The supportive community went a long way in inspiring my continued contribution to the role – the establishment had a well established system to augment the volunteers in their respective roles. Soon, it became an activity I looked forward to, every week. I had always had interest in writing and the English language, and hence having an outlet for my passions through supporting the education of other students with in the community opened up a new personal interest for me. I was utterly surprised.
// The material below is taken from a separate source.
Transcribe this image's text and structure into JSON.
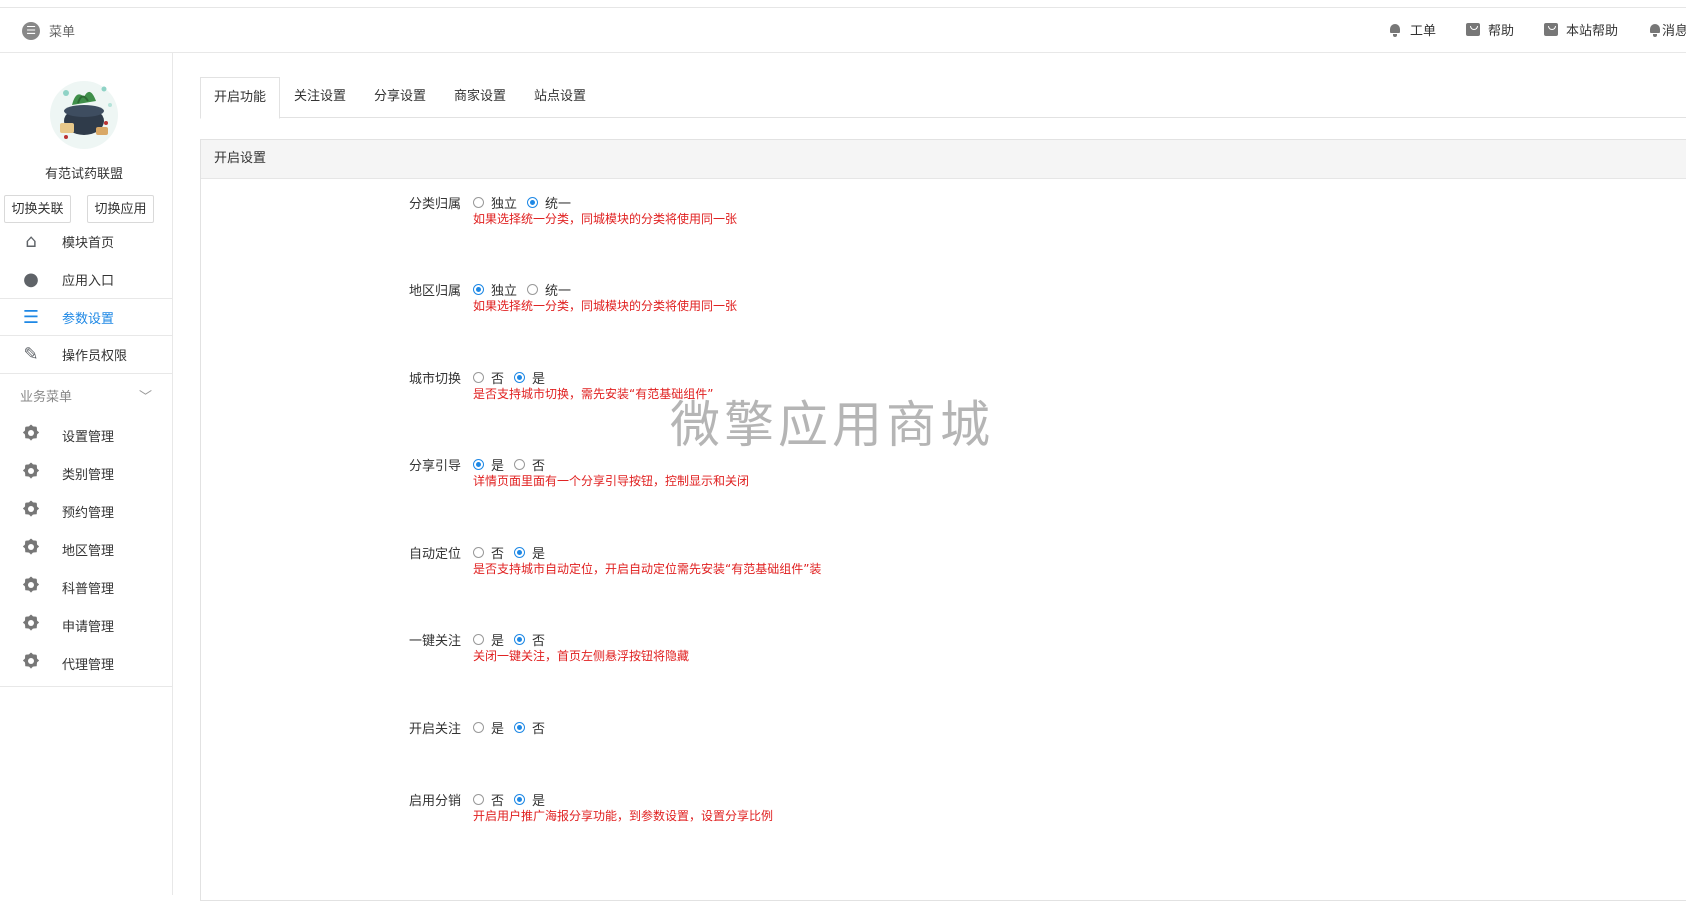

There was a lot to reap in terms of skills and experience. I acquired interpersonal skills, from both working with the other volunteers, and the students. In time, I became more proficient in communicating with learners. Since much of my duties were focused on paper work, I acquired documentation and organizational skills which I believe could be particularly useful in any office setting. Given the close nature of the members of the community center, I often had contact with other members out of the tutor program. I soon got to learn about their contributions to communities world wide, including parts of Africa. I was particularly fascinated about the organization’s ability to successfully operate overseas projects because I believe this information could be crucial for me in my efforts to contribute to communities around the world, and at home, in Uganda.
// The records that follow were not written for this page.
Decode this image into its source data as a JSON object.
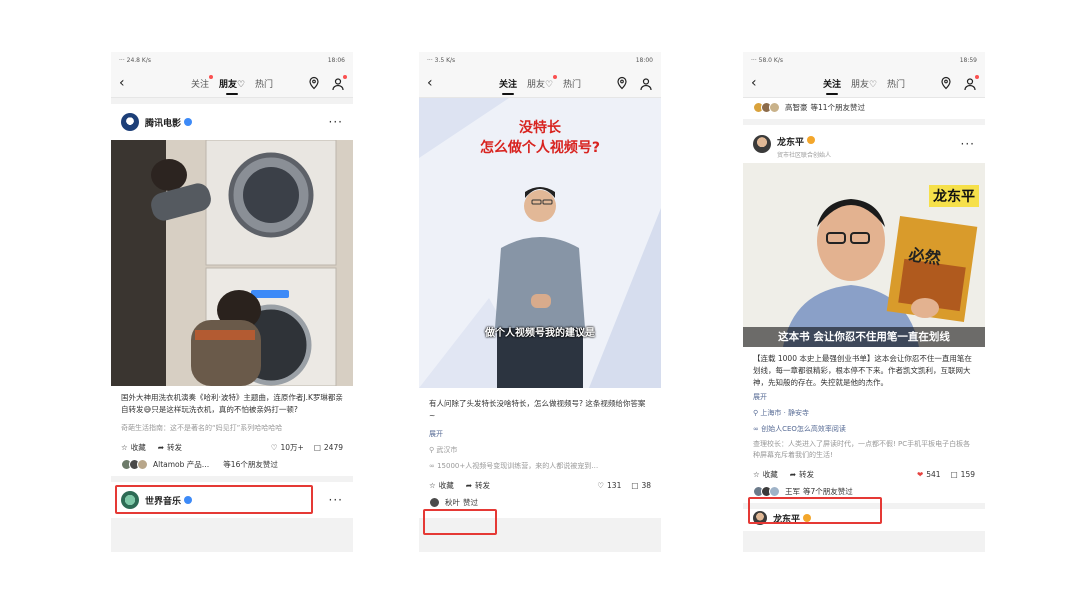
{
  "phones": [
    {
      "status": {
        "left": "··· 24.8 K/s",
        "right": "18:06"
      },
      "tabs": [
        "关注",
        "朋友♡",
        "热门"
      ],
      "active_tab": 1,
      "card": {
        "author": "腾讯电影",
        "text": "国外大神用洗衣机演奏《哈利·波特》主题曲，连原作者J.K罗琳都亲自转发😅只是这样玩洗衣机，真的不怕被亲妈打一顿?",
        "meta": "奇葩生活指南：这不是著名的“妈见打”系列哈哈哈哈",
        "actions": {
          "fav": "收藏",
          "share": "转发",
          "likes": "10万+",
          "comments": "2479"
        },
        "liked_by": {
          "names": "Altamob 产品…",
          "count": "等16个朋友赞过"
        }
      },
      "next_author": "世界音乐"
    },
    {
      "status": {
        "left": "··· 3.5 K/s",
        "right": "18:00"
      },
      "tabs": [
        "关注",
        "朋友♡",
        "热门"
      ],
      "active_tab": 0,
      "card": {
        "video_title_line1": "没特长",
        "video_title_line2": "怎么做个人视频号?",
        "video_caption": "做个人视频号我的建议是",
        "text": "有人问除了头发特长没啥特长，怎么做视频号? 这条视频给你答案~",
        "expand": "展开",
        "location": "武汉市",
        "link": "15000+人视频号变现训练营，来的人都说被宠到…",
        "actions": {
          "fav": "收藏",
          "share": "转发",
          "likes": "131",
          "comments": "38"
        },
        "liked_by": {
          "names": "秋叶",
          "count": "赞过"
        }
      }
    },
    {
      "status": {
        "left": "··· 58.0 K/s",
        "right": "18:59"
      },
      "tabs": [
        "关注",
        "朋友♡",
        "热门"
      ],
      "active_tab": 0,
      "top_liked": {
        "names": "高智豪",
        "count": "等11个朋友赞过"
      },
      "card": {
        "author": "龙东平",
        "author_sub": "贸市社区联合创始人",
        "video_name_tag": "龙东平",
        "book_title": "必然",
        "video_caption": "这本书 会让你忍不住用笔一直在划线",
        "text": "【连载 1000 本史上最强创业书单】这本会让你忍不住一直用笔在划线，每一章都很精彩，根本停不下来。作者凯文凯利，互联网大神，先知般的存在。失控就是他的杰作。",
        "expand": "展开",
        "location": "上海市 · 静安寺",
        "link": "创始人CEO怎么高效率阅读",
        "comment": "查理校长：人类进入了屏读时代，一点都不假! PC手机平板电子白板各种屏幕充斥着我们的生活!",
        "actions": {
          "fav": "收藏",
          "share": "转发",
          "likes": "541",
          "comments": "159"
        },
        "liked_by": {
          "names": "王军",
          "count": "等7个朋友赞过"
        }
      },
      "next_author": "龙东平"
    }
  ],
  "colors": {
    "highlight": "#e53935",
    "link": "#576b95",
    "like_red": "#e64340",
    "verify_blue": "#3d8af7",
    "verify_gold": "#f3a62b"
  }
}
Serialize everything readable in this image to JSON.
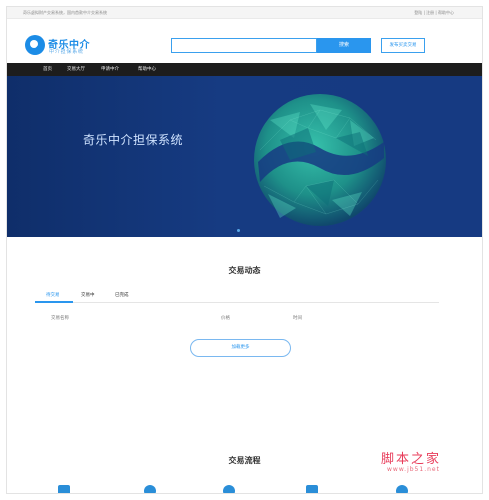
{
  "topbar": {
    "left_text": "奇乐虚拟财产交易系统，国内首款中介交易系统",
    "right_text": "登陆 | 注册 | 帮助中心"
  },
  "header": {
    "logo_title": "奇乐中介",
    "logo_subtitle": "中介担保系统",
    "search_placeholder": "",
    "search_button": "搜索",
    "publish_button": "发布买卖交易"
  },
  "nav": {
    "items": [
      {
        "label": "首页"
      },
      {
        "label": "交易大厅"
      },
      {
        "label": "申请中介"
      },
      {
        "label": "帮助中心"
      }
    ]
  },
  "banner": {
    "title": "奇乐中介担保系统"
  },
  "trade_activity": {
    "title": "交易动态",
    "tabs": [
      {
        "label": "待交易",
        "active": true
      },
      {
        "label": "交易中",
        "active": false
      },
      {
        "label": "已完成",
        "active": false
      }
    ],
    "columns": [
      "交易名称",
      "价格",
      "时间"
    ],
    "load_more": "加载更多"
  },
  "trade_flow": {
    "title": "交易流程"
  },
  "watermark": {
    "main": "脚本之家",
    "url": "www.jb51.net"
  },
  "colors": {
    "accent": "#2a96ee",
    "nav_bg": "#1d1d1d",
    "banner_bg": "#163b82",
    "sphere": "#27b89c"
  }
}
Though skeptical in the beginning, this activity turned out to be one of my pivotal experiences during my first year at UBC. I have learnt and intend to diversify my skill set and involvements in the future because,as it turns out, career development is not linear. Overall,being involved with an international organization aimed at creating change for the underprivileged will forever be an experience that I am proud to have been a part of.
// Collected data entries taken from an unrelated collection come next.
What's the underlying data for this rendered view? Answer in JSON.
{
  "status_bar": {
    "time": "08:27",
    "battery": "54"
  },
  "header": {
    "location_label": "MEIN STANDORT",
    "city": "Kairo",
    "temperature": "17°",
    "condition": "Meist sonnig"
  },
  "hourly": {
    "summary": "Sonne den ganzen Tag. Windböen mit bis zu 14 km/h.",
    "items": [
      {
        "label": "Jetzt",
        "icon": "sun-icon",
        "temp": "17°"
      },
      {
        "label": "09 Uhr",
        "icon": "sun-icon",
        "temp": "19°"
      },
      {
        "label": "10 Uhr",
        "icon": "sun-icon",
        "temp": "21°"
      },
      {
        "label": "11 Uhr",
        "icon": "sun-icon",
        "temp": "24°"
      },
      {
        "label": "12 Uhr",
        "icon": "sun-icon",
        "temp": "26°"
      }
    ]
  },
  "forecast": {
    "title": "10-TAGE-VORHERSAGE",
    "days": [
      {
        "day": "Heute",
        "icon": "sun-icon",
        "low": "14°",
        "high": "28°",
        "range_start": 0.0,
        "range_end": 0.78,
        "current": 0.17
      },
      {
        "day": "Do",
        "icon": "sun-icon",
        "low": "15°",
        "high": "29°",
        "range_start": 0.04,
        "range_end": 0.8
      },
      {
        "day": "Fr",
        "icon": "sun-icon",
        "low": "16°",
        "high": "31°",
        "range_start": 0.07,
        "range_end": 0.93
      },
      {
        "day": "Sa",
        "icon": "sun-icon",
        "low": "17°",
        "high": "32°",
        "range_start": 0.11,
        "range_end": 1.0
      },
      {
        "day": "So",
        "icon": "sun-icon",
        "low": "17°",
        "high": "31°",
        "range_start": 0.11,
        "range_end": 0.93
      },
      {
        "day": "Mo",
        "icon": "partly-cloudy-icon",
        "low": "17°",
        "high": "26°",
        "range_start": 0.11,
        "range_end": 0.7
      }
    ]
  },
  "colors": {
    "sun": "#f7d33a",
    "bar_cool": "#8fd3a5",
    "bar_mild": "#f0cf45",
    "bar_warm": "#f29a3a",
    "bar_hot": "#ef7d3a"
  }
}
January 25th: The multicultural day.
Perhaps one of the unique features of this involvement was the community’s response to people of different cultural background. Most of the staff were always interested in learning about experiences of people from different parts of the world, which I found very exhilarating because I had an opportunity to share stories of my heritage and nation. This was a platform to paint a picture of a country and continent so often misconceived. I also got the chance to learn about other cultures.
More importantly, I was invited to organize a cultural representation for my country, Uganda, on the multicultural day event held on 25th January. This was the first time the event was being held and people from different cultures were tasked to design posters, art, and food sample for guests. With the aid of the Ugandan colleague, I designed the poster for Uganda, prepared food samples and gave guests insights into Ugandan culture and society.
There was a lot to learn from the various cultures and generally, how to live as a global citizen in a world with such a large diversity of cultures. Personally, I had always had the belief that “every person from a different culture is a window into a uniquely different way of life”, and as such, had always held interactions within multicultural societies in high regard. This mostly explains why this will always be a memorable contribution for me.
It is from this experience that I derived the reflection: “Being an ambassador even for the smallest cause goes a long way in building a momentous image.”